In the example above, ALA6 is the name associated with the sequence of six alanine residues and the SETUp keyword specifies that the internal coordinate table should be constructed. By default, N and C terminal groups are added during the generate statement. We will look at these and other commands in the exercise section.

 

Stream files

It is often convenient in CHARMM input files to include portions of the main command file in CHARMM stream files, and call them when necessary. This helps make the input files clear and straightforward to understand. The command to read in a stream file is STREam. A stream files starts with a title and can include as many CHARMM command lines as needed.
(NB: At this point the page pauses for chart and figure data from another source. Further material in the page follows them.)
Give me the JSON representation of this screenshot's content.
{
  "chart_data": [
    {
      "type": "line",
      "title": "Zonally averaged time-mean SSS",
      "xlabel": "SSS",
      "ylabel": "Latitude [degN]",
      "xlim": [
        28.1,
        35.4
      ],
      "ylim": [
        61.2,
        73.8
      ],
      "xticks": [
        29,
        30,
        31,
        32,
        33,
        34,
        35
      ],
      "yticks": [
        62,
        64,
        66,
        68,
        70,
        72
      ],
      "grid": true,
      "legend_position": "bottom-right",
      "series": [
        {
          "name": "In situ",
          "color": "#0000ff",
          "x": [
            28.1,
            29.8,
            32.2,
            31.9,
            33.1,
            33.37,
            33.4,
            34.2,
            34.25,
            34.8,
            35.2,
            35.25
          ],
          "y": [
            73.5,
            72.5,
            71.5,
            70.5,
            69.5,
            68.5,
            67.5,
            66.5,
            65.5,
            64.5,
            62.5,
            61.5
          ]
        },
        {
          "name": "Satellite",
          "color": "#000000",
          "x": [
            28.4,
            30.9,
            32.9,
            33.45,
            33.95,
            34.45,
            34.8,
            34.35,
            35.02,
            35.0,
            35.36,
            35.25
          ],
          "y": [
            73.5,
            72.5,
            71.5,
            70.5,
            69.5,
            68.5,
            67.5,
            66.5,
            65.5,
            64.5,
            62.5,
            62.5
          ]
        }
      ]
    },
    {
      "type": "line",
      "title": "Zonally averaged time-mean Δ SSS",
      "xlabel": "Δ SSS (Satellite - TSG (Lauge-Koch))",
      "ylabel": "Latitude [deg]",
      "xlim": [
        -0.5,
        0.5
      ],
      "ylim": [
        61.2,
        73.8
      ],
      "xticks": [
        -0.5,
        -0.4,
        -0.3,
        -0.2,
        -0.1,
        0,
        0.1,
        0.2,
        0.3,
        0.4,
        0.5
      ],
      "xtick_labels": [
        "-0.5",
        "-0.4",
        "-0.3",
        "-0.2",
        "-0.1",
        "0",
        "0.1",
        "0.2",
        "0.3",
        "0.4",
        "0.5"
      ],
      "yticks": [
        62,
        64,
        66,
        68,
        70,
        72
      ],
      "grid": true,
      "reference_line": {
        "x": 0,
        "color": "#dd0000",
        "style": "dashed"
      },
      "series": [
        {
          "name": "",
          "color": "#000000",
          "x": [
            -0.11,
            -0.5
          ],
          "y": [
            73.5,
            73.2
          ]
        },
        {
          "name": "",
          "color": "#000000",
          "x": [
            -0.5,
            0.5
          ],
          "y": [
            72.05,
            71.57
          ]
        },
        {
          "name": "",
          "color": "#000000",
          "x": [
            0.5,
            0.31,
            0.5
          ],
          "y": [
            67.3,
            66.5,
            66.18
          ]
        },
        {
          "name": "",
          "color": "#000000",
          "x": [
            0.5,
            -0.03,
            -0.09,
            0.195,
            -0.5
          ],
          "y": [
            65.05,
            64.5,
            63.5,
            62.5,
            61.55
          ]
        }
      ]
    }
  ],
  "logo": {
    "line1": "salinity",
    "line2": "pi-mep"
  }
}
It ends with the command RETUrn.

For example, in your master command file, the following command would be included if you want read in a stream file which contains the commands do an energy minimization

STREam mini.str

In your local directory, you would have a file called mini.str which would include the following commands,

* Energy minimization protocol
*
MINI SD NSTEP 200 NPRInt 10
MINI ABNR NSTEP 500 NPRINT 50
RETUrn
 

Comments

Comments can be entered on new lines anywhere in the command file or at the end of any command line. A comment is indicated by an exclamation mark (!) at its beginning.


Running the CHARMM program

Interactive mode

The CHARMM program may be run interactively by first launching the CHARMM program and then entering the command lines one by one, pressing the <RETURN> key at the end of each line. CHARMM has extensive error checking, so if a command is mistyped, an error message is be provided. Often, if the error is serious enough, the CHARMM session will be terminated. You will then have to run CHARMM again and retype everything up to that final mistake. This can be a very inefficient way to run CHARMM, so it is reccommended that input files are written and submitted to CHARMM in batch mode. To terminate an interactive session, hold the CTRL key down and type c. This action will terminate CHARMM. To run CHARMM interactively simply type

charmm

The full path should be typed if the CHARMM executable is not in your local directory. You will then get a message indicating the version of CHARMM you are running, the current time and date and your name. You then type in the title lines, terminated with a lone *; you can then continue typing in different commands. The output will be directed to the screen.

Batch mode

The alternative to running in interactive mode, is batch mode. In this case, all the CHARMM commands are put in a file, for instance example1.inp. and this file is directed into CHARMM by typing

charmm < example1.inp > example1.out

The output which previously came to your screen is now directed to the file example1.out. The results can be viewed by editing this output file using an editor of your choice.